In the early stages, the helpful group outperformed the bare-bones group in how fast they solved the puzzle. However, as the test progressed the bare-bones group got more proficient and was able to solve faster with fewer incorrect moves as compared to the helpful group, which gave clear indication that they were planning ahead and using strategy.

It didn’t just end there. Eight months after running the experiment, the researchers invited the students again and gave them similar puzzles to solve. The group that used the unhelpful version of the software was able to solve the puzzles twice as fast compared to the helpful group.

When help is too easily available, it robs students of the opportunity to think for themselves and build critical and creative thinking skills.

Be Judicious With Media And Visuals

Unnecessary media usage can overload working memory making it harder to process and assimilate knowledge.

In an experiment conducted on college students, researchers showed groups of students a typical CNN broadcast. One group saw the broadcast along with infographics that flashed on-screen and text-crawls on the bottom. The other group saw the simpler version of the same broadcast without any additional infographics or text-crawls. Subsequent testing showed that the multimedia group retained far fewer facts about the news compared to the simpler group. The researchers theorized that the “multimessage format exceeded viewers’ attentional capacity.
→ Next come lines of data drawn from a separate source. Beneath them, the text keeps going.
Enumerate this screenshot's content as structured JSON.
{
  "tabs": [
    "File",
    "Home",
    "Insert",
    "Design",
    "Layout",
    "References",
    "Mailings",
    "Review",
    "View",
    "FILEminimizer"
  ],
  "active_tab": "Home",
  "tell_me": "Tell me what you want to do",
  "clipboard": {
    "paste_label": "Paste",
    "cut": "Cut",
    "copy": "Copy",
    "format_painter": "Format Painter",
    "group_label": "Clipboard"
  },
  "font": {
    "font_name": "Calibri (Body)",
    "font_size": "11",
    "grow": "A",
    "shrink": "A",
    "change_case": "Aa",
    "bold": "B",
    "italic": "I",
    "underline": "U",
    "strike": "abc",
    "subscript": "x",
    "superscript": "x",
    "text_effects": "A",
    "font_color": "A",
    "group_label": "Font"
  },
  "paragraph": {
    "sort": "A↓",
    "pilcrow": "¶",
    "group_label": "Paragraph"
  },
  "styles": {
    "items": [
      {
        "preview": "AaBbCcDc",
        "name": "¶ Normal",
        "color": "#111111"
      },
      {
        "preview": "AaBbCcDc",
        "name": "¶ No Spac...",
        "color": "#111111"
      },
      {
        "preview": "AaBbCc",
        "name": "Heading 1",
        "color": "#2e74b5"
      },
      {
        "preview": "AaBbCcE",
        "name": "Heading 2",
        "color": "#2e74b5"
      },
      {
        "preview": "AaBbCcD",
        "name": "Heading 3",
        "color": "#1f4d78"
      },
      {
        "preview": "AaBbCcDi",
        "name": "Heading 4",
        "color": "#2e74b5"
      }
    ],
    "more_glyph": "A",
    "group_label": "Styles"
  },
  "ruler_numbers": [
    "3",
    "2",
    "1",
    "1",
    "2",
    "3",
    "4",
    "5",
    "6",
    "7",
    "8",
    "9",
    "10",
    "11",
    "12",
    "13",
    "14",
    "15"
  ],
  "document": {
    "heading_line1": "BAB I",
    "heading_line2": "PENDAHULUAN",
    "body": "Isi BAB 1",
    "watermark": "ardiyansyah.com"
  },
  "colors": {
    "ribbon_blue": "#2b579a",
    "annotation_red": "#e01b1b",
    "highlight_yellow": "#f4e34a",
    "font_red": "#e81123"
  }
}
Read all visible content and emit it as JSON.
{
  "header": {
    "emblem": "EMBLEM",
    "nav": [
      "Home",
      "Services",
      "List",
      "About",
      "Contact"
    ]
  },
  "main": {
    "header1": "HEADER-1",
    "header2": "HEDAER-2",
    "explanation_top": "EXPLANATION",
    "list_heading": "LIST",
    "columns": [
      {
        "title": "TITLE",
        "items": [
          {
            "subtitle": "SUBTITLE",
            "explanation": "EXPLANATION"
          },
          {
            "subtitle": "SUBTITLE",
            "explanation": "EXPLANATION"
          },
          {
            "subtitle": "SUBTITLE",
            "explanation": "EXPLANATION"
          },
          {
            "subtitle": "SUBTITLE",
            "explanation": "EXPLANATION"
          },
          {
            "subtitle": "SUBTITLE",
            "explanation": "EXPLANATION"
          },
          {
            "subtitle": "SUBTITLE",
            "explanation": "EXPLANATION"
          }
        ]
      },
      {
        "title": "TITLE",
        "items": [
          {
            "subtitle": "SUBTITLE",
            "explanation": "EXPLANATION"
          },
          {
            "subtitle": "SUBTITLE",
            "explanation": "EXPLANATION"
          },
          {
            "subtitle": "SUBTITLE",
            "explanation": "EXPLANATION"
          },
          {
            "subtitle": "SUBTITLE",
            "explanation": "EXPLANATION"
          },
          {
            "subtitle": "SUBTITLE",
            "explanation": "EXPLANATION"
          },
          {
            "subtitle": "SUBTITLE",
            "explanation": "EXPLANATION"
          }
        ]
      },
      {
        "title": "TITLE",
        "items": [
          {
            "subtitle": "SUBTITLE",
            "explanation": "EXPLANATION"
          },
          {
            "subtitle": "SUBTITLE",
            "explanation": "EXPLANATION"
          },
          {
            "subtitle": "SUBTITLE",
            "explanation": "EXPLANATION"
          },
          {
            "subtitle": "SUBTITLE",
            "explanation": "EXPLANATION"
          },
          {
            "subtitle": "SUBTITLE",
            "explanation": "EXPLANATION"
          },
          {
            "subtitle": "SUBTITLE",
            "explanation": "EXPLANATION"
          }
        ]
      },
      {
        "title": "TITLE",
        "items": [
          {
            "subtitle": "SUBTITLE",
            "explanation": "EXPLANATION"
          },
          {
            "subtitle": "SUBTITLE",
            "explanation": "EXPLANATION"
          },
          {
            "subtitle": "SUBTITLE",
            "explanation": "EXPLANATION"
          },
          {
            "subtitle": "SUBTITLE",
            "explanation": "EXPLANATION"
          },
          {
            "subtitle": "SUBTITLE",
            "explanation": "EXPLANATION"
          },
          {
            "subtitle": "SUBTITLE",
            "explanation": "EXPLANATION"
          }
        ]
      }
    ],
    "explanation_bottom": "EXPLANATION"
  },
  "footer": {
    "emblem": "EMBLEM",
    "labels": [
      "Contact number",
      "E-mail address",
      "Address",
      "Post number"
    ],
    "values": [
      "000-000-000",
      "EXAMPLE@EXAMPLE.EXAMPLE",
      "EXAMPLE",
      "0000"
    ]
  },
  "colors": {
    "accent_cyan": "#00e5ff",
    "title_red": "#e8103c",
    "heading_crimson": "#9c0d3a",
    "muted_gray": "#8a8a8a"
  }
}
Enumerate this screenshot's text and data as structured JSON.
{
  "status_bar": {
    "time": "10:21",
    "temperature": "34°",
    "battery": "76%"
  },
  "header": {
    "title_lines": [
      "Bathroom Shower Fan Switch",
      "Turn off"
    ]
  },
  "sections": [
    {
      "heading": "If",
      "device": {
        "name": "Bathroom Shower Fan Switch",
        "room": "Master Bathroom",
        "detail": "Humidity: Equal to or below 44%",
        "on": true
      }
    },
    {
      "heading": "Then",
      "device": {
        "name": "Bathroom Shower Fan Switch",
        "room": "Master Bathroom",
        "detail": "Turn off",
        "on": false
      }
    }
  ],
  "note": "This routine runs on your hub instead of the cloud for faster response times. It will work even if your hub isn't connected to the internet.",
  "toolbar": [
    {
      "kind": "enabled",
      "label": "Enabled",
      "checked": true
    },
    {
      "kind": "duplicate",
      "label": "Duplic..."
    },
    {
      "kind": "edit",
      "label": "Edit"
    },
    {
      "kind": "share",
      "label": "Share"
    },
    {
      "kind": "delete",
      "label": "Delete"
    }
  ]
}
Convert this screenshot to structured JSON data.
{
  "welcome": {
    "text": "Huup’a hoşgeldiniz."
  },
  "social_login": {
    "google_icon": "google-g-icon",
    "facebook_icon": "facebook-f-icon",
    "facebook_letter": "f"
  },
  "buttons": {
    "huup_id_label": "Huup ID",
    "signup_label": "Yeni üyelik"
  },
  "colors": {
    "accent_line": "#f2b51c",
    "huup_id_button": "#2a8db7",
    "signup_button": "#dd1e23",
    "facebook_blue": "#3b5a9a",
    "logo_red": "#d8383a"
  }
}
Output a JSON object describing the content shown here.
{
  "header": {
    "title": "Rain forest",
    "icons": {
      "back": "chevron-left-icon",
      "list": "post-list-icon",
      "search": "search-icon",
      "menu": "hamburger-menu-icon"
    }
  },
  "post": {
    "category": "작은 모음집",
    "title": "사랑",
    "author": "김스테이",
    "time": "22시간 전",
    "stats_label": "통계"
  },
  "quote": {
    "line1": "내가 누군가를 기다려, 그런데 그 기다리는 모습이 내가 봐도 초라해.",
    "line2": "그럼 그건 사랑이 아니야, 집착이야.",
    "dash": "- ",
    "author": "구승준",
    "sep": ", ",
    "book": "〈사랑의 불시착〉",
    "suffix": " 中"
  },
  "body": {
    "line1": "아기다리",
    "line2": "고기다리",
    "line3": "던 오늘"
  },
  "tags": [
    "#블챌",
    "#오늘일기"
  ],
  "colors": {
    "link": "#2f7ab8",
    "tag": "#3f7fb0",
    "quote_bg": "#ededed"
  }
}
Keeping things simple when working with different forms of media works much better from a learning perspective. While different forms of media are good to use individually, using them simultaneously can overwhelm working memory.  

 

To design educational technology we need to carefully assess if the technology or feature encourages students to think and reflect, or does it distract them. When we introduced a team related feature not too long ago, we realized it was working a little too well, to the point of getting in the way of real learning. We decided to remove the feature and will likely introduce it again in a different incarnation, where it improves productivity without being a distraction.

Technology has great potential to improve student learning in different ways, but it requires us to be more mindful of the learning process while designing it.